Quality Stores filed the payments as ‘wages’ on the workers W2 Forms, withheld the employees’ share of FICA and then paid their (employer) share of FICA taxes. Here is where the dispute occoured. Quality Stores then filed for a refund for FICA taxes for its own packages, and for some of the employees who had authorized to file it on their own.
Quality Stores argued that the severance packages should not fall under the term ‘wages’ for FICA tax purposes. The court disagreed.
The decision was 8-0, and stated that severance payments to employees that have been ‘involuntarily’ terminated are indeed taxable.
Lawson V. FMR
After reading multiple opinions, and reports about the effect of the recent ruling, we could try to explain the whole situation, or give a summary. If you’re really interested in this, there are many sources in which you could research further, but we will aim for a summary here:
Previous laws allowed protections for ‘whistle-blowers’ who were retaliated against for bringing to light complicity in various types of fraud. This was thought to only protect employees of publicly traded companies.
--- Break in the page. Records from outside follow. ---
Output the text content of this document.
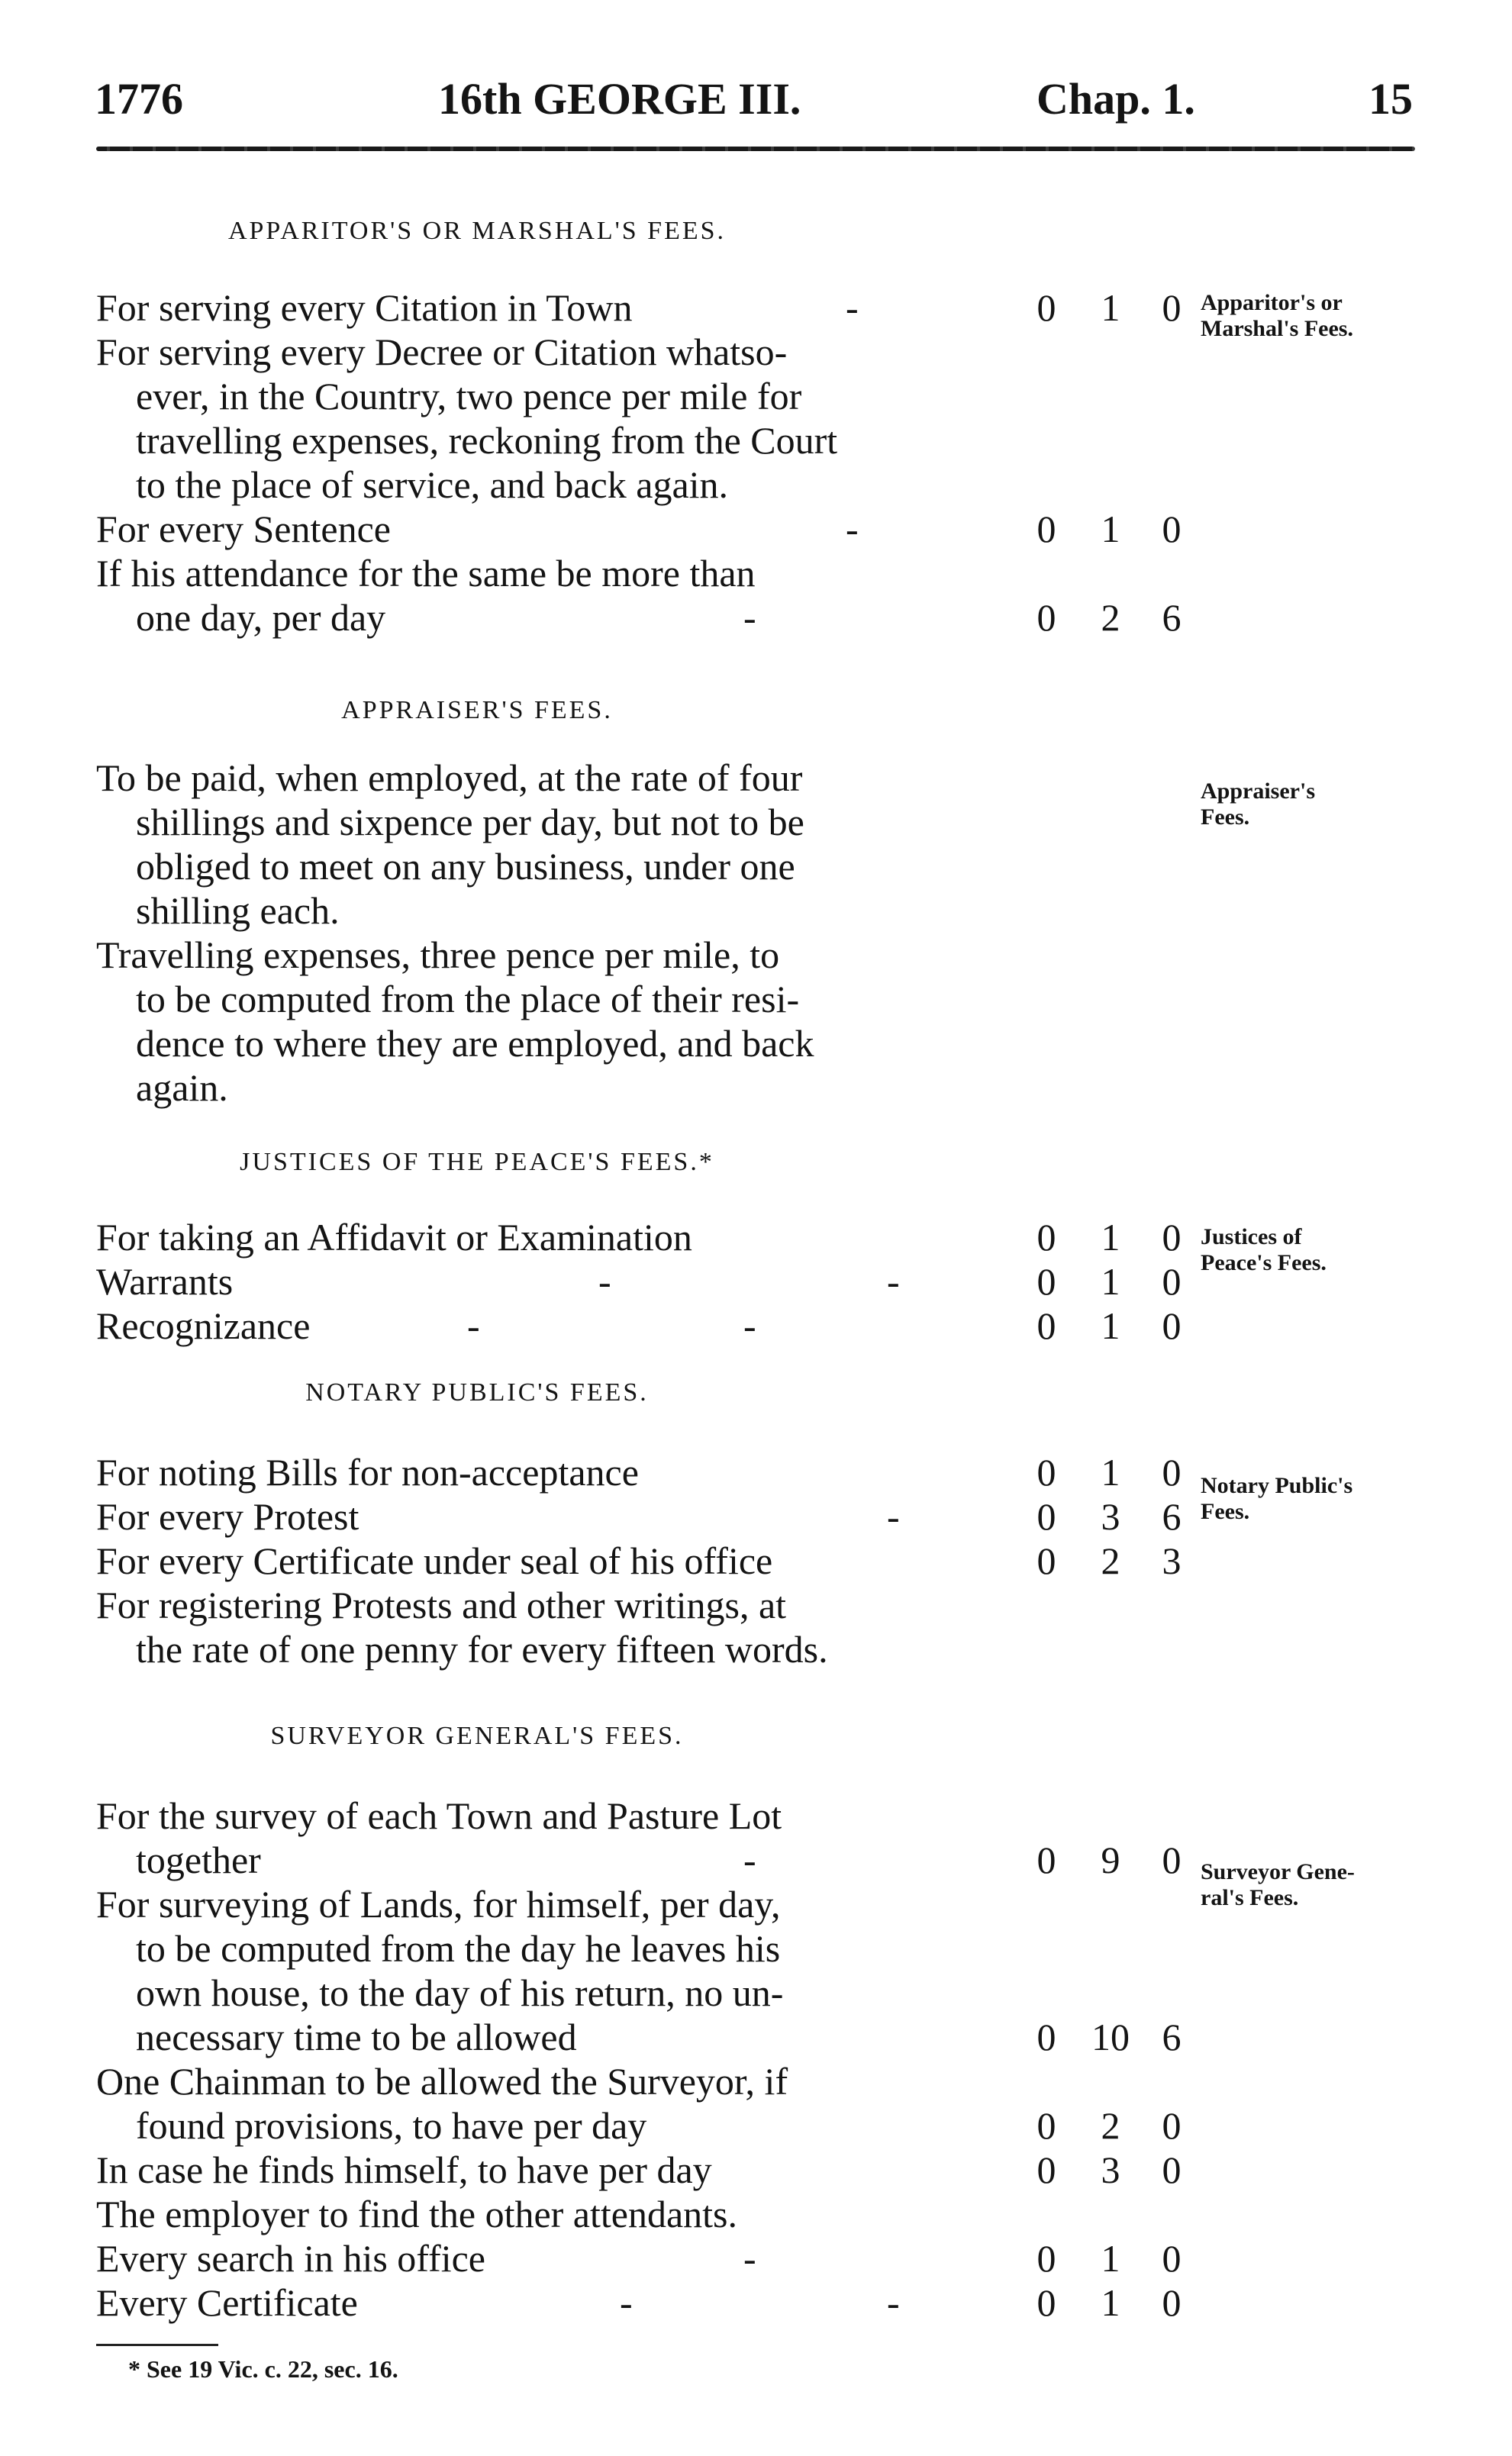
1776	16th GEORGE III.	Chap. 1.	15
APPARITOR'S OR MARSHAL'S FEES.
Apparitor's or
Marshal's Fees.
For serving every Citation in Town	-	0 1 0
For serving every Decree or Citation whatso-
ever, in the Country, two pence per mile for
travelling expenses, reckoning from the Court
to the place of service, and back again.
For every Sentence	-	0 1 0
If his attendance for the same be more than
one day, per day	-	0 2 6
APPRAISER'S FEES.
Appraiser's
Fees.
To be paid, when employed, at the rate of four
shillings and sixpence per day, but not to be
obliged to meet on any business, under one
shilling each.
Travelling expenses, three pence per mile, to
to be computed from the place of their resi-
dence to where they are employed, and back
again.
JUSTICES OF THE PEACE'S FEES.*
Justices of
Peace's Fees.
For taking an Affidavit or Examination	0 1 0
Warrants	-	-	0 1 0
Recognizance	-	-	0 1 0
NOTARY PUBLIC'S FEES.
Notary Public's
Fees.
For noting Bills for non-acceptance	0 1 0
For every Protest	-	0 3 6
For every Certificate under seal of his office	0 2 3
For registering Protests and other writings, at
the rate of one penny for every fifteen words.
SURVEYOR GENERAL'S FEES.
Surveyor Gene-
ral's Fees.
For the survey of each Town and Pasture Lot
together	-	0 9 0
For surveying of Lands, for himself, per day,
to be computed from the day he leaves his
own house, to the day of his return, no un-
necessary time to be allowed	0 10 6
One Chainman to be allowed the Surveyor, if
found provisions, to have per day	0 2 0
In case he finds himself, to have per day	0 3 0
The employer to find the other attendants.
Every search in his office	-	0 1 0
Every Certificate	-	-	0 1 0
* See 19 Vic. c. 22, sec. 16.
This ruling allowed the same protections for whistle-blowers from private companies who have contracted with public companies. The dissenting judges disagreed with the ruling because they believed it would ‘open the floodgates’ of retaliation complaints.
They expressed their dissatisfaction by using a metaphor involving whistle-blowing baby sitters. The dissenting side pointed out that it was possible that a baby sitter could have whistle-blower protections if she was fired by a parent who happened to work at Walmart (a publicly traded company) because she expressed concern that the parent’s son had committed internet purchase fraud.
The other side dismissed the statement by saying the concern was ‘likely more theoretical than real. Few housekeepers or gardeners, we suspect, are likely to come upon and comprehend evidence of their employer’s complicity in fraud.”
Here’s a thought. Regardless of whether it is likely that the nannies of America will be seen in the ranks of whistle-blower suits, why wouldn’t it be good to protect any employee who raises a concern about fraud?
As always, be sure to consult with an experienced business law attorney before taking any action on matters like these. This blog is for reference/information purposes only and is not legal advice.